15. AMENDMENT. BluHorn shall have the right to change or add to the terms of its Agreement at any time, and to change, delete, discontinue, or impose conditions on any feature or aspect of Software and services (including, but not limited to, Internet-based services, pricing, technical support options, and other product-related policies) upon notice by any means BluHorn determines in its discretion to be reasonable, including posting information concerning any such change, addition, deletion, discontinuance or conditions in Software or on BluHorn’s web site. Any use of the Software by Licensee after BluHorn’s publication of any such changes shall constitute your acceptance of this Agreement as modified.

16. TERMINATION. Your rights under this Agreement may be terminated or suspended by BluHorn immediately and without notice if you fail to comply with any term or condition of this Agreement. Additionally, BluHorn reserves the right (but has no obligation) to delete all Licensee Access Information and data stored on BluHorn’s servers if the subscription has been terminated or if you have not renewed a subscription for the Software. Upon termination you must immediately cease using the Software and services. Any termination of this Agreement shall not affect BluHorn’s rights hereunder. Further, you agree that, upon termination of the Agreement, BluHorn shall not be liable to you or any third party for any termination of your access to the Software or deletion of the Access Information and data.

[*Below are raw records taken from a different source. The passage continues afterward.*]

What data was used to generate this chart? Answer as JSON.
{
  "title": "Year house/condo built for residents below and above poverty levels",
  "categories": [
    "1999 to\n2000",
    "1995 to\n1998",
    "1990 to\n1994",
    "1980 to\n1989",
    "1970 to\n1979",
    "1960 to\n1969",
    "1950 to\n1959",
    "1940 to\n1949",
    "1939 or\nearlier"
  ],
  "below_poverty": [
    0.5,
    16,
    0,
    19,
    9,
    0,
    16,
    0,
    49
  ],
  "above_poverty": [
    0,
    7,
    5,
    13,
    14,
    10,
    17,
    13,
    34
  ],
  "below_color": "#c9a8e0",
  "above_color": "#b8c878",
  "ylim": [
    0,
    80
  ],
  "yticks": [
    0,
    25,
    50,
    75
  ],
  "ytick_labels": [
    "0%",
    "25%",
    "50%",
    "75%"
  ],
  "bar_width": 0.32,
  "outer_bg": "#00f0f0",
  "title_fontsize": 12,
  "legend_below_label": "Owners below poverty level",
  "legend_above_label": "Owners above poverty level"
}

17. CANCELLATION POLICY. It is understood that you have agreed to subscribe to BluHorn Solutions Software and services. Once you have so subscribed and agreed to the terms set forth in this Agreement, there will be no ability to cancel prior to the Contract End date specified in Purchase details.

18. DUTIES TO DEFEND, INDEMNIFY AND HOLD HARMLESS. You agree to defend, indemnify and hold harmless BluHorn and its agents, employees, representatives, licensors, affiliates, parents and subsidiaries from and against any and all claims, losses, demands, causes of action and judgments, including attorneys’ fees and court costs, arising from or incurred as a result of your breach of this Agreement and/or as a result of your use of the Software and/or services and to reimburse BluHorn on demand for any losses, costs or expenses it incurs as a result thereof. This obligation will survive the termination of the Agreement.

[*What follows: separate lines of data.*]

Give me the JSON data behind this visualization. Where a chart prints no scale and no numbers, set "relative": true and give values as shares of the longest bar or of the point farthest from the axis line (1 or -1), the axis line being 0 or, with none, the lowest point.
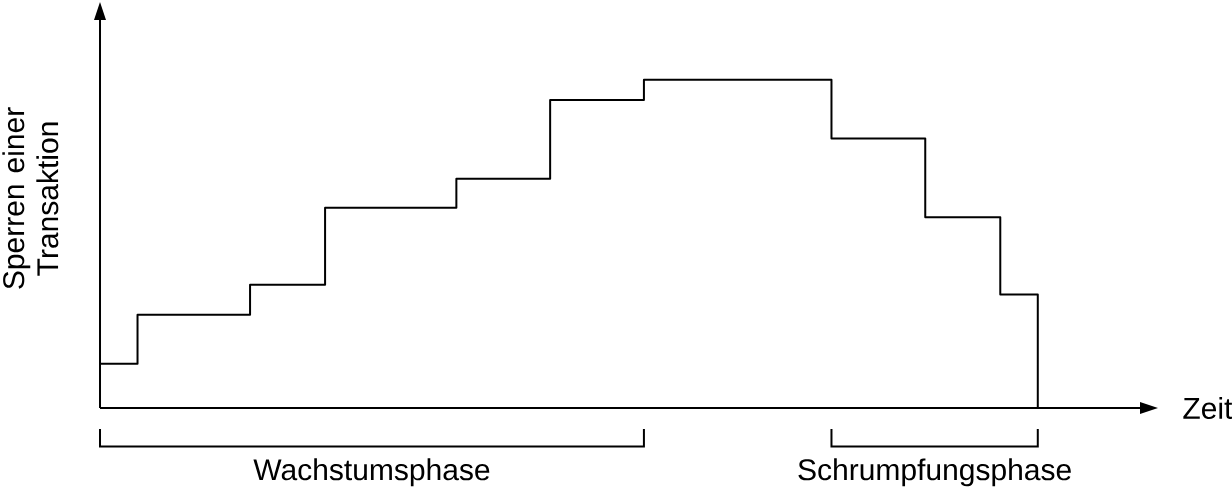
{
  "chart_data": {
    "type": "step",
    "xlabel": "Zeit",
    "ylabel": "Sperren einer Transaktion",
    "relative": true,
    "tick_labels": false,
    "color": "#000000",
    "line_style": "solid",
    "categories": [
      null,
      null,
      null,
      null,
      null,
      null,
      null,
      null,
      null,
      null,
      null,
      null,
      null,
      null,
      null,
      null,
      null,
      null,
      null,
      null,
      null,
      null,
      null,
      null,
      null,
      null,
      null,
      null,
      null,
      null,
      null,
      null,
      null,
      null,
      null,
      null,
      null,
      null,
      null,
      null,
      null,
      null,
      null,
      null,
      null,
      null,
      null,
      null,
      null,
      null,
      null
    ],
    "values": [
      0.135,
      0.135,
      0.284,
      0.284,
      0.284,
      0.284,
      0.284,
      0.284,
      0.375,
      0.375,
      0.375,
      0.375,
      0.61,
      0.61,
      0.61,
      0.61,
      0.61,
      0.61,
      0.61,
      0.698,
      0.698,
      0.698,
      0.698,
      0.698,
      0.938,
      0.938,
      0.938,
      0.938,
      0.938,
      1,
      1,
      1,
      1,
      1,
      1,
      1,
      1,
      1,
      1,
      0.821,
      0.821,
      0.821,
      0.821,
      0.821,
      0.581,
      0.581,
      0.581,
      0.581,
      0.346,
      0.346,
      0
    ],
    "annotations": [
      "Wachstumsphase",
      "Schrumpfungsphase"
    ]
  }
}
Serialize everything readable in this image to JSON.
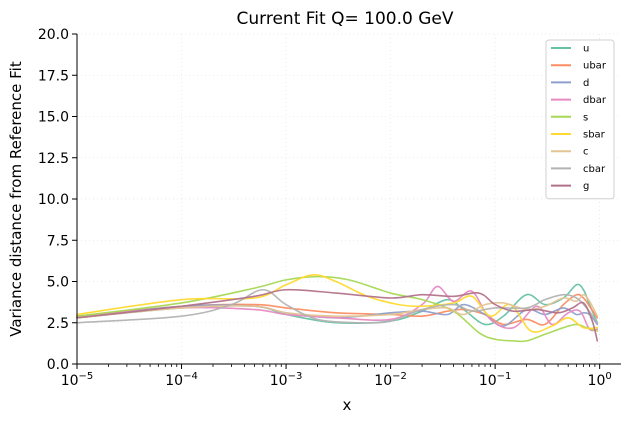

19. AGREEMENT CONSTRUCTION. This Agreement is between commercially sophisticated parties and may not be construed and interpreted for or against either party. Each party is aware that each is free to seek independent professional guidance or legal counsel regarding this Agreement. Each party has either sought such guidance or legal counsel or decided, after reviewing the Agreement carefully, to waive such right.

20. AUTHORITY TO SIGN. The Licensee warrants and represents that its representative signing this Agreement has full power and proper authority to sign this Agreement and to bind the Licensee.